The good, the great and the – sometimes – downright innovative came together in Berlin this month to discuss the state of the hospitality industry and make their voices heard both on and off stage.
On the face of it, it was “business as usual” and so the on-stage messages contained few surprises. But by and large it was in the panels and off-stage discussions on innovation that would have provided some inspiration for the next generation of hoteliers. The pace of structural change in our industry is accelerating, driven by new technologies, new owners and fresh thinking; and the opportunity to create new concepts, business models and solutions is unprecedented.
Here are our key takeaways from the conference:
The economic outlook in Europe is cautious with interest rates anticipated to rise in the short-term, on the back of creeping inflation.
Political risk has been heightened, with elections in France (April) and Germany (September). There is inevitable nervousness, given last year’s Brexit vote and successful Trump campaign.
Political change is a concern for the industry, particularly if it results in more inward looking policies around immigration, employment and visas.
Despite this, European hotel investment volumes are expected to remain at similar levels to 2016 (€17.8bn, down 25% on a very active 2015, according to HVS).
Operational risk was highlighted. P&L analysis from HotStats revealed persistent erosion of GOP margin in the UK, for example, due to rising operating costs (labor, distribution, food).
European RevPAR increased 2.1% in 2016, despite terrorist attacks in Paris, Brussels and Istanbul. Diverted leisure demand drove double-digit growth in Spain and Portugal.
Europe-wide supply is regarded as benign, with a few notable exceptions, including London.
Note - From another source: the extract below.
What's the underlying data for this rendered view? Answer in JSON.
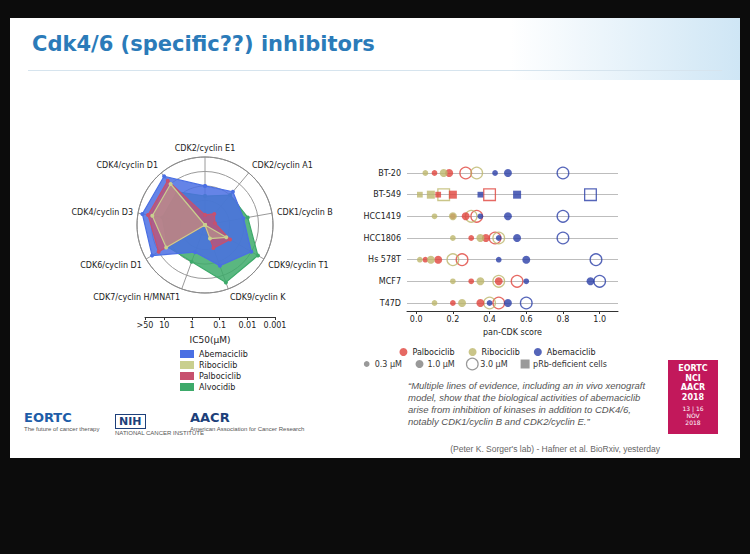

The owner/operator relationship remained hotly debated. Proactive investors are seeking ways to work more profitably with branded and unbranded operators, with the rise of powerful third-party operators and franchising.
The operator/online travel agency (OTA) battle has become more strategic. The “frenemies” recognise both sides can benefit, as the Marriott Vacations/Expedia deal demonstrates. That said, the brands are working hard to convert guests to loyalists who book directly.
Brand innovation increases consumer choice and also attracts new customers. Within a brand portfolio, a new product becomes a driver of loyalty. The Marriott/Starwood merger and Accor’s diversification strategy are underpinned by a vision to meet all their customers’ accommodation needs.
While we’re still behind the curve as an industry in terms of transformational solutions, there is growing acknowledgement that we need to create or source these by innovating inside and outside the industry, through competitors, suppliers, academic institutions, service providers, start-ups, and entrepreneurs. This will drive the next transformational phase in the hospitality industry and this is what will excite our next generation of employees and leaders.